Putin açıklamasında Suriye muhalefetinden “terörist” diye söz ediyor:
“Suriye’de bir tek meşru ordu var. Bu, Suriye Devlet Başkanı Beşar Esad’ın ordusu. Bazı uluslararası ortaklarımıza göre bu orduya karşı muhalefet savaşıyor. Ancak gerçekte Esad’ın ordusu, terör örgütlerine karşı savaşıyor…Eğer bu terörist gruplara dışarıdan silah ve para yardımı yapılmasaydı savaş olmazdı. Bana öyle geliyor ki, birileri IŞİD’in bazı birliklerini ya da genel olarak IŞİD’i Esad’ı devirmek için kullanmak, sonra ondan kurtulmak için kullanmak istiyor. Bence bu pratikte olanaksız zor bir görev.”
Rusya lideri böylece, adını vermeden, Batılı ülkeleri ve Türkiye’yi teröristlere yardım etmekle ve IŞİD’i kendi çıkarları için kullanmakla suçlamış oluyor. Putin’in CBS’e açıklamasında dikkat çeken bölümden biri de Esad’a her türlü desteği vermeye devam edeceklerini söylemesi:
“Esad’ın ordusuna yardım etmemiz gerektiğini söyledi. IŞİD’e karşı cephede Esad’ın ordusundan başka savaşan yok…”

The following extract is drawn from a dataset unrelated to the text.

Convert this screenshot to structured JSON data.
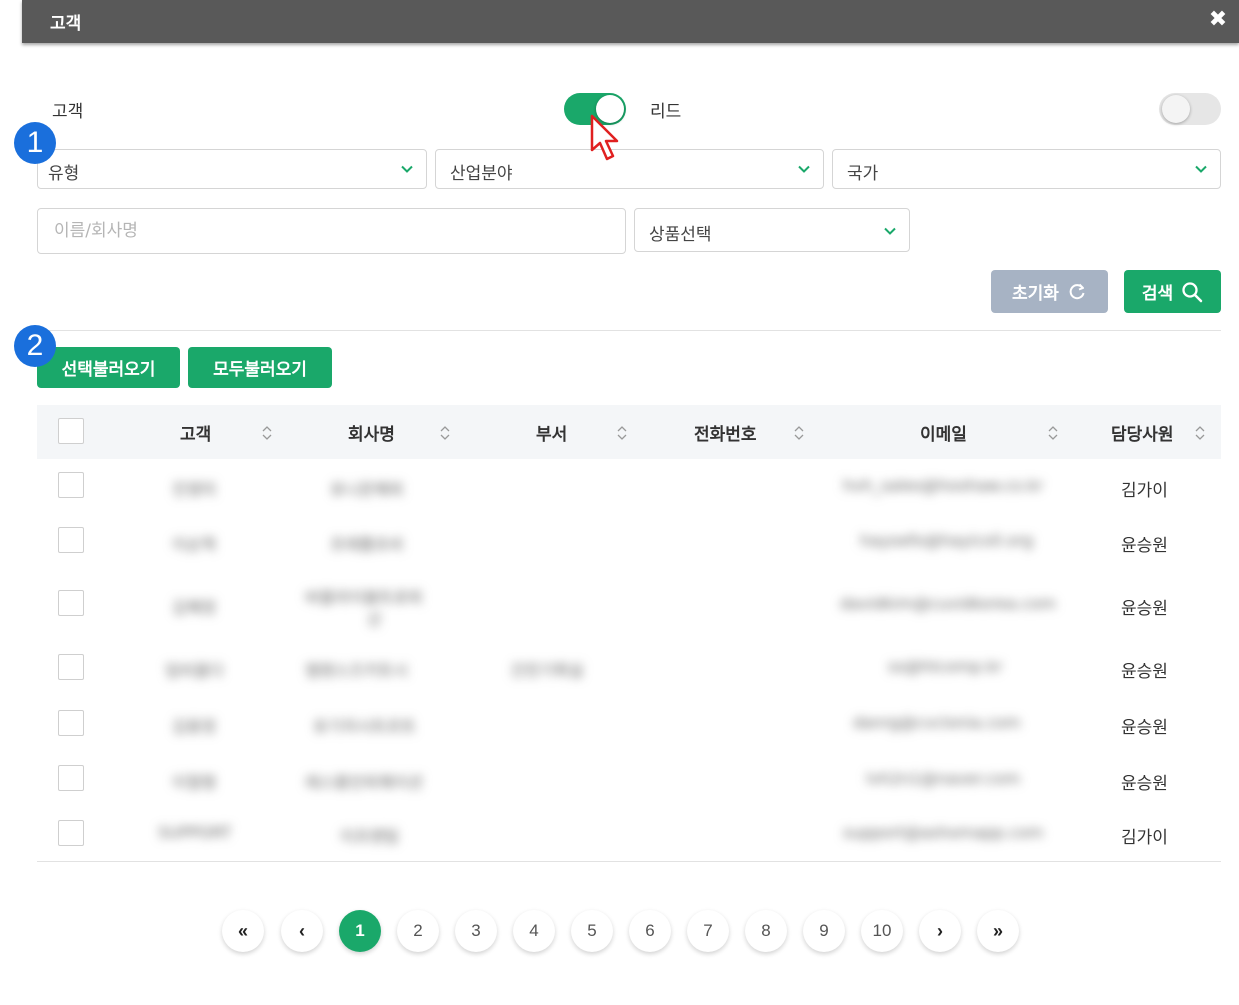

Kısacası Rusya lideri adını vermeden Türkiye’ye sert suçlamalar yöneltiyor.
“Sivilleri öldürüyor”
Peki ya Ankara’nın yanıtı?
Ankara’nın yanıtı Cumhurbaşkanı Recep Tayyip Erdoğan’ın El Cezire Arapça’ya yaptığı açıklamalardan geldi. Erdoğan ise, isim de vererek Rusya’yı ve Putin’i eleştiriyor:
“…Devam eden operasyonlarda 65 kişinin öldüğünün haberini aldık. Nerede? Hama, Humus ve Halep taraflarında. Şimdi bu çok manidardır. Çünkü Rusya DAEŞ’e karşı burada bir mücadele vereceğini bizim Büyükelçiliğimize gönderdiği yazıda ifade ediyor. Ama DAEŞ’e karşı değil tam manasıyla rejime karşı direnen ılımlı muhalefete karşı bunu yaptı ve sivil insanlar öldürüldü, sivil insanların öldürülmesini de görmemezlikten geliyorlar..”
“Rusya Suriye ile neden bu kadar ilgileniyor” diye soran Erdoğan şunları söylüyor:
“Özellikle bu 65 insanın ölümüyle -ki bu rakam belki daha da artacak- uçaklarla yapılan bu saldırılarla ilgili olarak Sayın Putin ile elbette görüşeceğim. Kendileriyle daha önce Moskova’da yaptığım görüşme çerçevesinde dışişleri bakanlarımızın yaptığı görüşmeleri, bundan sonraki süreci, kendileriyle değerlendireceğim. Bu konuda üzüntülerimi de kendisine ifade edeceğim. Madem ki iki dost ülkeyiz, bu konuda attıkları adımı, yaptıklarını tekrar gözden geçirmelerini isteyeceğim. Çünkü bölgede ıstırabı olan, bu derdi çeken biziz. Rusya’nın Suriye’ye bir sınırı yok. Ama benim 911 kilometre sınırım var. Olanlardan da rahatsızım. Şu anda 2 milyon insanı misafir ediyor. Rusya’ya gitmedi bunlar. 2 milyon insana biz bakıyoruz, Rusya bakmıyor. Rusya Suriye’yle niye bu kadar ilgileniyor, bunu anlamak istiyorum.’
Kısacası Suriye, Türk-Rus ilişkilerinde giderek büyüyen bir sorun haline gelmeye devam ediyor.